Before taking any actions it is worth while formulating clearly the goals to be reached.
If you can’t formulate your goal clearly and convincingly, then you’re probably up to some nonsense.
To realize your venture’s goal first is especially important in business.
If you cannot model a realistic situation where your undertaking will result in a growing profit, it’s a safe bet that you’ve invented a stupid thing.
This elementary rule of thumb, if consistently applied, would have saved trillions of dollars for shareholders around the globe. But… Well, you understand.
Let us apply it tо the topic of our publication, ‘Loyalty Programmes’ (LPs).
All LPs, however decorated outside, finally consist in the handing out money to your customers. Whether through ‘bonuses’, discounts, gifts or other options.
Theoretically, an individual market player’s LP should differentiate him somehow from others and thus lead the buyer to more probably prefer this very actor (other things being equal).
But… Comrades, they all have the same LPs! We have already examined this topic from another perspective.
And identical LPs will hardly single out anybody at all. If only with some brighter stupidity cranked out.
LPs used on a massive scale lead inevitably to the following:
- Loss of LP significance for the consumer — as all active buyers have cards from all the competing chains. Because, in turn, the cards are handed out freely: ‘Have you got our card? Want one?’
As a result, everybody has a thick wallet at home, bursting with multi-coloured cards.
Which is certainly a terrific distinction for each issuer. - Also, in a competitive market the margin is so much depressed that you are simply unable to grant your buyer any significant discount. Whom can a 1% to 3% motivate, guys? Off a ten-dollar purchase. Or even off a 150-dollar one.
- Even those discounts, while being negligible for the customer, turn out damn expensive for the seller. The mathematics is very simple: if your net profit is the usual 2 to 4% of turnover, then scrapping your LP that grants buyers an average 3% discount will double your net profit rate, to put it crudely (actually your final benefit will be even higher, as we’ll show below), without losing any sales due to Para. 2.
- In addition to direct sales profitability losses, you bear the LP processing costs – printing, distributing and accounting for the cards, handling bonus assessment problems, etc. A monkey business designed to cut your profit.
- All LPs mainly benefit not the buyer but the seller’s personnel who use them to steal hefty amounts of money.
By virtue of Para. 3 arithmetic, salesmen/cashiers/shop assistants can earn far more than the company’s shareholders, depending on LP processing technology. These are not singular events, as we know perfectly well.
On the contrary, we do not know a single case of a LP used in a company and not accompanied by gallant theft by personnel. It is for an ordinary buyer that a 2% bonus or discount off a 20-dollar purchase is peanuts.
But imagine how much it makes for a cashier who checks out several hundreds of such customers every day! Especially as compared to his salary from the employer.
And don’t hope for your control systems, dear managers: firstly, they are also quite expensive to maintain and, secondly, in a competition between employees and their managers/shareholders the former stand to win – both due to their sheer numbers and because their financial motivation is many times stronger and they can focus on a single goal.

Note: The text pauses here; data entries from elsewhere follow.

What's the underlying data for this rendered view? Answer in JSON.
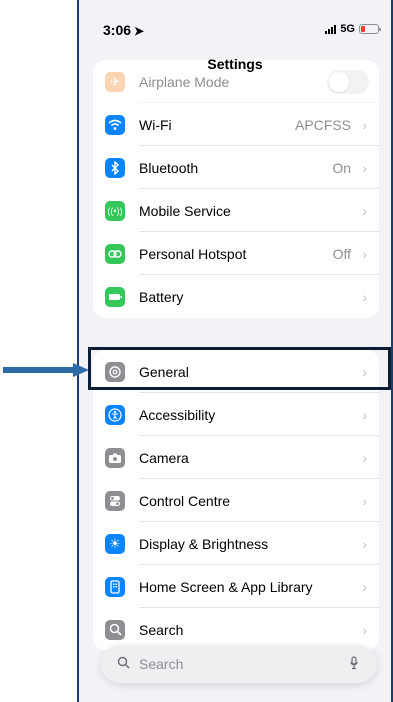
{
  "status_bar": {
    "time": "3:06",
    "network": "5G"
  },
  "title": "Settings",
  "group1": [
    {
      "label": "Airplane Mode",
      "value": "",
      "type": "toggle",
      "icon": "airplane-icon",
      "color": "#f7a05a"
    },
    {
      "label": "Wi-Fi",
      "value": "APCFSS",
      "type": "link",
      "icon": "wifi-icon",
      "color": "#0a84ff"
    },
    {
      "label": "Bluetooth",
      "value": "On",
      "type": "link",
      "icon": "bluetooth-icon",
      "color": "#0a84ff"
    },
    {
      "label": "Mobile Service",
      "value": "",
      "type": "link",
      "icon": "antenna-icon",
      "color": "#34c759"
    },
    {
      "label": "Personal Hotspot",
      "value": "Off",
      "type": "link",
      "icon": "hotspot-icon",
      "color": "#34c759"
    },
    {
      "label": "Battery",
      "value": "",
      "type": "link",
      "icon": "battery-icon",
      "color": "#34c759"
    }
  ],
  "group2": [
    {
      "label": "General",
      "icon": "gear-icon",
      "color": "#8e8e93"
    },
    {
      "label": "Accessibility",
      "icon": "accessibility-icon",
      "color": "#0a84ff"
    },
    {
      "label": "Camera",
      "icon": "camera-icon",
      "color": "#8e8e93"
    },
    {
      "label": "Control Centre",
      "icon": "toggles-icon",
      "color": "#8e8e93"
    },
    {
      "label": "Display & Brightness",
      "icon": "sun-icon",
      "color": "#0a84ff"
    },
    {
      "label": "Home Screen & App Library",
      "icon": "phone-screen-icon",
      "color": "#0a84ff"
    },
    {
      "label": "Search",
      "icon": "search-icon",
      "color": "#8e8e93"
    }
  ],
  "search": {
    "placeholder": "Search"
  },
  "colors": {
    "highlight": "#0b1e33",
    "arrow": "#2f6aa8",
    "frame": "#1c3d68"
  }
}
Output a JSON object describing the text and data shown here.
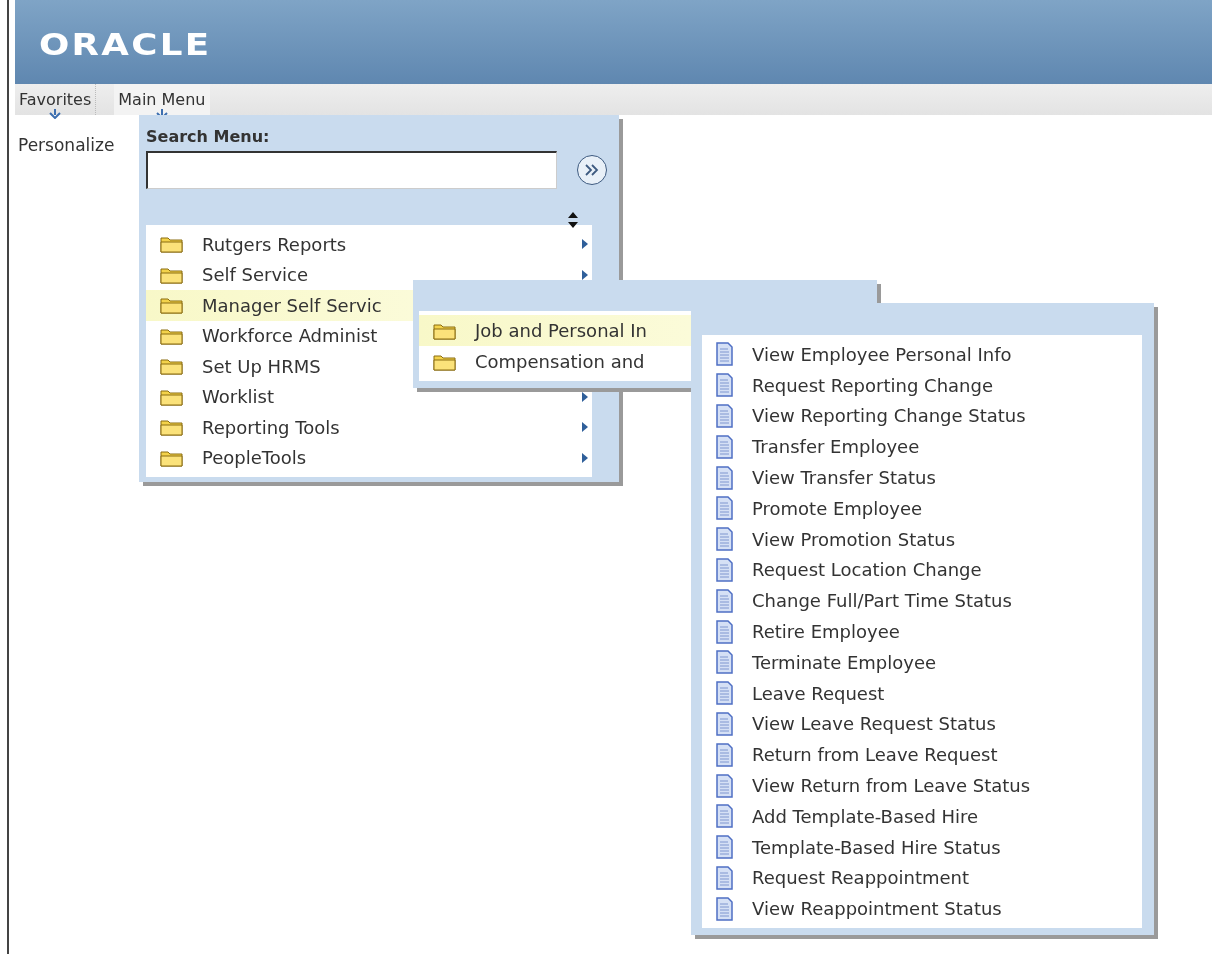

If you hope for the opposite, we feel sorry for your innocence.
The situation is exactly the same with tax exemptions and State support for business: it is always officials, rather than business or investors, who will benefit from them (= steal the money), so a flat tax rate and no State support are the best option.
So here is our Valuable Recommendation to almost every seller (almost; see below to whom it DOES NOT apply): abandon this rubbish and enjoy a growing profit and no monkey work.
Your saved effort should better be directed towards what is really important for your buyers and really makes a sale more probable:
- a correct marketing strategy for your company; correct positioning (think of it yourself or contact us);
- for all trading folk — assortment / product range and prices (we have already published a whole series on it – beginning here)
- for offline retail – suitable shop locations (even more important here than assortment / product range and prices), and for online retail, correct catalogue design and structure;
- the company’s business processes efficiently organized in general.
P.S. Nevertheless, there exists a very small percentage of cases where a discount LP really works. These have the following features combined:
- the average spend amount makes the purchase so important for the target buyership as to overweigh shop proximity/convenient location.
- there are relatively few players in this market segment, so their outlets are not located round every corner;
- the business is marginal enough to afford serious percentage discounts that mean substantial in-kind savings for your target buyership;
- the LP is highly selective; the cards are difficult to obtain and prestigious to hold, and moving to a higher LP level requires one to spend a considerable amount (by this buyership’s standards) while offering substantially higher advantages.
Here we leave the reader to reflect on how often such a combination of conditions occurs in real practice.
There is a vanishingly small set of cases where a set of factors, so big as to make a detailed analysis redundant, converges to permit the implementation of a working LP essentially designed to bring more customers into the game.